Question

see question in comment box !
Integrals....

I'm working on it and will post my answer in the comment box when I'm done.

Answer 1

\[\int\limits \frac{ sinx}{ (4 +cosx)^{6}} (dx)\]

Answer 2

\[ u= (4 +cosx)^{6}\]

and

\[\frac{ du }{ dx} = 6(4+cosx)^{5}(-sinx)\]

Answer 3

Nah, just let \(u = 4+\cos x\)

Answer 4

You usually dont want to include the exponent in your u-substitutions. Usually its always whats inside of the power, square, root, etc. In this case that is true as well, just let u 4 + cosx as mentioned above.

Answer 5

what about the exponent power to the 6 ?

Answer 6

Okay cool!
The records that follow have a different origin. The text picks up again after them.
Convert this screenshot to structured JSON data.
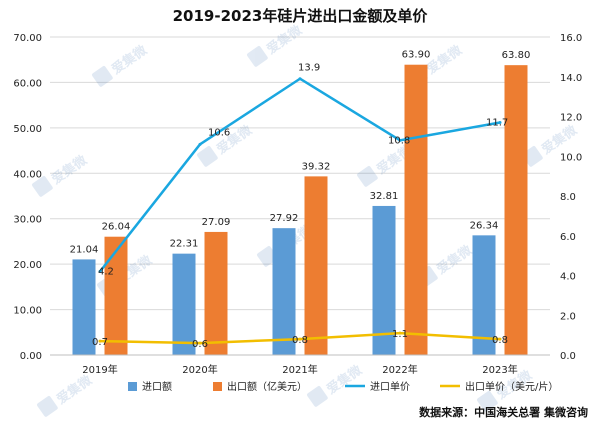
{
  "chart_data": {
    "type": "bar+line",
    "title": "2019-2023年硅片进出口金额及单价",
    "categories": [
      "2019年",
      "2020年",
      "2021年",
      "2022年",
      "2023年"
    ],
    "bar_series": [
      {
        "name": "进口额",
        "color": "#5b9bd5",
        "values": [
          21.04,
          22.31,
          27.92,
          32.81,
          26.34
        ]
      },
      {
        "name": "出口额（亿美元）",
        "color": "#ed7d31",
        "values": [
          26.04,
          27.09,
          39.32,
          63.9,
          63.8
        ]
      }
    ],
    "line_series": [
      {
        "name": "进口单价",
        "color": "#1aa7e0",
        "values": [
          4.2,
          10.6,
          13.9,
          10.8,
          11.7
        ]
      },
      {
        "name": "出口单价（美元/片）",
        "color": "#f2be00",
        "values": [
          0.7,
          0.6,
          0.8,
          1.1,
          0.8
        ]
      }
    ],
    "left_axis": {
      "ylim": [
        0,
        70
      ],
      "ticks": [
        "0.00",
        "10.00",
        "20.00",
        "30.00",
        "40.00",
        "50.00",
        "60.00",
        "70.00"
      ]
    },
    "right_axis": {
      "ylim": [
        0,
        16
      ],
      "ticks": [
        "0.0",
        "2.0",
        "4.0",
        "6.0",
        "8.0",
        "10.0",
        "12.0",
        "14.0",
        "16.0"
      ]
    },
    "bar_labels": [
      [
        "21.04",
        "22.31",
        "27.92",
        "32.81",
        "26.34"
      ],
      [
        "26.04",
        "27.09",
        "39.32",
        "63.90",
        "63.80"
      ]
    ],
    "line_labels": [
      [
        "4.2",
        "10.6",
        "13.9",
        "10.8",
        "11.7"
      ],
      [
        "0.7",
        "0.6",
        "0.8",
        "1.1",
        "0.8"
      ]
    ],
    "grid": true,
    "legend_position": "bottom"
  },
  "source": "数据来源：中国海关总署  集微咨询",
  "watermark_text": "爱集微"
}
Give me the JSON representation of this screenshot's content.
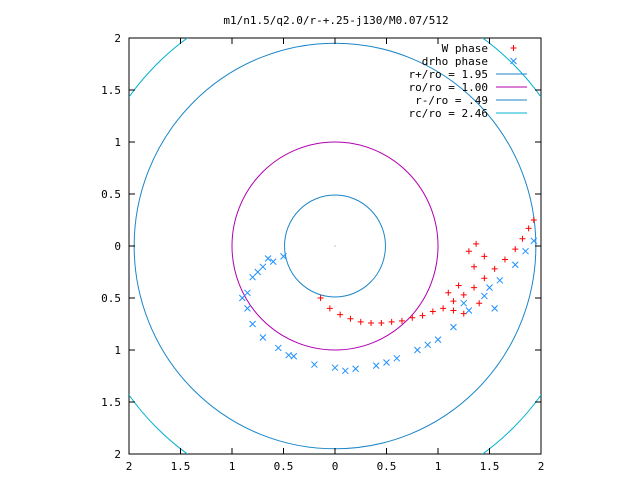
{
  "chart_data": {
    "type": "scatter",
    "title": "m1/n1.5/q2.0/r-+.25-j130/M0.07/512",
    "xlabel": "",
    "ylabel": "",
    "xlim": [
      -2,
      2
    ],
    "ylim": [
      -2,
      2
    ],
    "grid": false,
    "legend_position": "top-right",
    "x_tick_labels": [
      "2",
      "1.5",
      "1",
      "0.5",
      "0",
      "0.5",
      "1",
      "1.5",
      "2"
    ],
    "x_tick_values": [
      -2,
      -1.5,
      -1,
      -0.5,
      0,
      0.5,
      1,
      1.5,
      2
    ],
    "y_tick_labels": [
      "2",
      "1.5",
      "1",
      "0.5",
      "0",
      "0.5",
      "1",
      "1.5",
      "2"
    ],
    "y_tick_values": [
      2,
      1.5,
      1,
      0.5,
      0,
      -0.5,
      -1,
      -1.5,
      -2
    ],
    "point_series": [
      {
        "name": "W phase",
        "marker": "plus",
        "color": "#ff0000",
        "points": [
          [
            -0.14,
            -0.5
          ],
          [
            -0.05,
            -0.6
          ],
          [
            0.05,
            -0.66
          ],
          [
            0.15,
            -0.7
          ],
          [
            0.25,
            -0.73
          ],
          [
            0.35,
            -0.74
          ],
          [
            0.45,
            -0.74
          ],
          [
            0.55,
            -0.73
          ],
          [
            0.65,
            -0.72
          ],
          [
            0.75,
            -0.69
          ],
          [
            0.85,
            -0.67
          ],
          [
            0.95,
            -0.63
          ],
          [
            1.05,
            -0.6
          ],
          [
            1.15,
            -0.53
          ],
          [
            1.25,
            -0.47
          ],
          [
            1.35,
            -0.4
          ],
          [
            1.45,
            -0.31
          ],
          [
            1.55,
            -0.22
          ],
          [
            1.65,
            -0.13
          ],
          [
            1.75,
            -0.03
          ],
          [
            1.82,
            0.07
          ],
          [
            1.88,
            0.17
          ],
          [
            1.93,
            0.25
          ],
          [
            1.3,
            -0.05
          ],
          [
            1.35,
            -0.2
          ],
          [
            1.45,
            -0.1
          ],
          [
            1.37,
            0.02
          ],
          [
            1.1,
            -0.45
          ],
          [
            1.2,
            -0.38
          ],
          [
            1.25,
            -0.65
          ],
          [
            1.4,
            -0.55
          ],
          [
            1.15,
            -0.62
          ]
        ]
      },
      {
        "name": "drho phase",
        "marker": "cross",
        "color": "#1e90ff",
        "points": [
          [
            -0.5,
            -0.1
          ],
          [
            -0.6,
            -0.15
          ],
          [
            -0.7,
            -0.2
          ],
          [
            -0.8,
            -0.3
          ],
          [
            -0.85,
            -0.45
          ],
          [
            -0.85,
            -0.6
          ],
          [
            -0.8,
            -0.75
          ],
          [
            -0.7,
            -0.88
          ],
          [
            -0.55,
            -0.98
          ],
          [
            -0.4,
            -1.06
          ],
          [
            -0.2,
            -1.14
          ],
          [
            0.0,
            -1.17
          ],
          [
            0.2,
            -1.18
          ],
          [
            0.4,
            -1.15
          ],
          [
            0.6,
            -1.08
          ],
          [
            0.8,
            -1.0
          ],
          [
            1.0,
            -0.9
          ],
          [
            1.15,
            -0.78
          ],
          [
            1.3,
            -0.62
          ],
          [
            1.45,
            -0.48
          ],
          [
            1.6,
            -0.33
          ],
          [
            1.75,
            -0.18
          ],
          [
            1.85,
            -0.05
          ],
          [
            1.93,
            0.05
          ],
          [
            -0.75,
            -0.25
          ],
          [
            -0.9,
            -0.5
          ],
          [
            -0.65,
            -0.12
          ],
          [
            -0.45,
            -1.05
          ],
          [
            0.1,
            -1.2
          ],
          [
            0.5,
            -1.12
          ],
          [
            0.9,
            -0.95
          ],
          [
            1.25,
            -0.55
          ],
          [
            1.5,
            -0.4
          ],
          [
            1.55,
            -0.6
          ]
        ]
      }
    ],
    "circle_series": [
      {
        "name": "r+/ro = 1.95",
        "radius": 1.95,
        "color": "#1c86c8"
      },
      {
        "name": "ro/ro = 1.00",
        "radius": 1.0,
        "color": "#b000b0"
      },
      {
        "name": "r-/ro = .49",
        "radius": 0.49,
        "color": "#1c86c8"
      },
      {
        "name": "rc/ro = 2.46",
        "radius": 2.46,
        "color": "#00b0d0"
      }
    ],
    "legend": [
      {
        "label": "W phase",
        "kind": "plus",
        "color": "#ff0000"
      },
      {
        "label": "drho phase",
        "kind": "cross",
        "color": "#1e90ff"
      },
      {
        "label": "r+/ro = 1.95",
        "kind": "line",
        "color": "#1c86c8"
      },
      {
        "label": "ro/ro = 1.00",
        "kind": "line",
        "color": "#b000b0"
      },
      {
        "label": "r-/ro = .49",
        "kind": "line",
        "color": "#1c86c8"
      },
      {
        "label": "rc/ro = 2.46",
        "kind": "line",
        "color": "#00b0d0"
      }
    ]
  }
}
Makes it easier, so is this a rule that one should apply when we see exponents on the outside ?

Answer 7

Your goal is to get rid of everything x and dx and to have only u, du, and constant. Using u = (4+cosx)^6 is a chain rule and adds extra expressions with x that cannot be cancelled out.

Answer 8

So you often want your u-substitutions to be selections that wont be chain rules, since those multiply by inner functions, hence creating more expressions of x.

Answer 9

Okay so if u= 4+cosx
that changes my du/dx too !

Answer 10

du/dx = -sin x

Answer 11

Right, it makes du = -sinxdx, which cancels out the necessary sinx expression without creating extra things that cannot cancel.

Answer 12

okay okay cool
now i'm trying to do the u-substition

Answer 13

does the du go on top ?

Answer 14

You actually have to have du on top in order to properly integrate. I suppose its not explicitly mentioned all the time, but whatever your differential is, du, dx, etc, it must be in the numerator in order to integrate.

Answer 15

as in \[\int\limits \frac{ -sinx }{u ^{6} }\]

Answer 16

is this right ?

Answer 17

Still need your expression for dx.

Answer 18

okay